Benefits Young Start-ups To Grow Quickly: Not always is a business about making money. Sometimes helping young companies grow and mentoring the team to enable them to establish firmly in the market gives a sense of fulfillment. This is a very important aspect to consider for every businessman.
Ego Clashes Between The Business Owner And The Angel Investor: When an angel investor involves himself in a lot of management decisions and mentoring, he might end up rubbing the wrong side of the founder of the start-up leading to a lot of disagreements and ego clashes.
Help The Start-ups In Networking Effectively: As an experienced businessman himself, an entrepreneur turned angel can enable the start-up in introducing him to other clients and business contacts enabling them to grow better.
This Might Impact The Angel’s Own Business: In the case where an angel is investing in a business inside his own domain and industry, connecting contacts with another start-up might result in his losing clients or foothold in the industry making his own business vulnerable.
There is a plethora of angel investors in the market and an even bigger pool of start-ups looking out for someone to invest in their business.
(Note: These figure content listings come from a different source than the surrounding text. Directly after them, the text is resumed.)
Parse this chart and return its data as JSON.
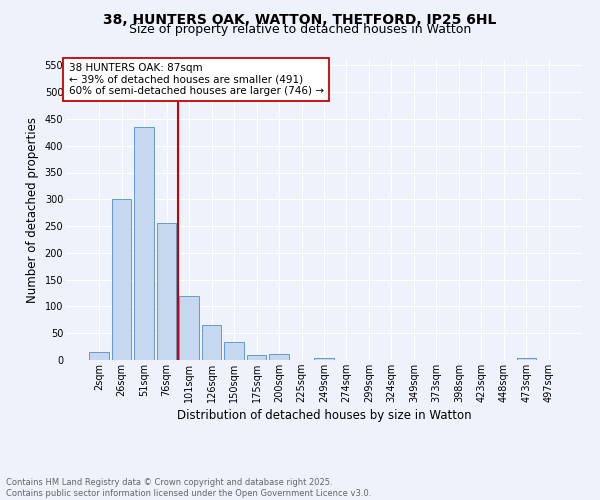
{
  "title1": "38, HUNTERS OAK, WATTON, THETFORD, IP25 6HL",
  "title2": "Size of property relative to detached houses in Watton",
  "xlabel": "Distribution of detached houses by size in Watton",
  "ylabel": "Number of detached properties",
  "categories": [
    "2sqm",
    "26sqm",
    "51sqm",
    "76sqm",
    "101sqm",
    "126sqm",
    "150sqm",
    "175sqm",
    "200sqm",
    "225sqm",
    "249sqm",
    "274sqm",
    "299sqm",
    "324sqm",
    "349sqm",
    "373sqm",
    "398sqm",
    "423sqm",
    "448sqm",
    "473sqm",
    "497sqm"
  ],
  "bar_values": [
    15,
    300,
    435,
    255,
    120,
    65,
    33,
    10,
    12,
    0,
    3,
    0,
    0,
    0,
    0,
    0,
    0,
    0,
    0,
    4,
    0
  ],
  "bar_color": "#c5d8f0",
  "bar_edge_color": "#6699cc",
  "vline_color": "#cc0000",
  "annotation_text": "38 HUNTERS OAK: 87sqm\n← 39% of detached houses are smaller (491)\n60% of semi-detached houses are larger (746) →",
  "annotation_box_color": "#ffffff",
  "annotation_box_edge_color": "#cc0000",
  "ylim": [
    0,
    560
  ],
  "yticks": [
    0,
    50,
    100,
    150,
    200,
    250,
    300,
    350,
    400,
    450,
    500,
    550
  ],
  "background_color": "#eef2fb",
  "grid_color": "#ffffff",
  "footer_text": "Contains HM Land Registry data © Crown copyright and database right 2025.\nContains public sector information licensed under the Open Government Licence v3.0.",
  "title_fontsize": 10,
  "subtitle_fontsize": 9,
  "axis_label_fontsize": 8.5,
  "tick_fontsize": 7,
  "footer_fontsize": 6,
  "annotation_fontsize": 7.5
}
One needs to really invest a lot of time in understanding the real need to start angel investing while running a business. If it is only for the profits, there are many less risky investment options, which can be considered. If the motive is to share one's expert business opinion and mentor the young start-ups, there are various platforms and loads of young founders looking out for guidance. Before becoming an angel, it is very important to know if that would benefit your profile and help you accomplish something.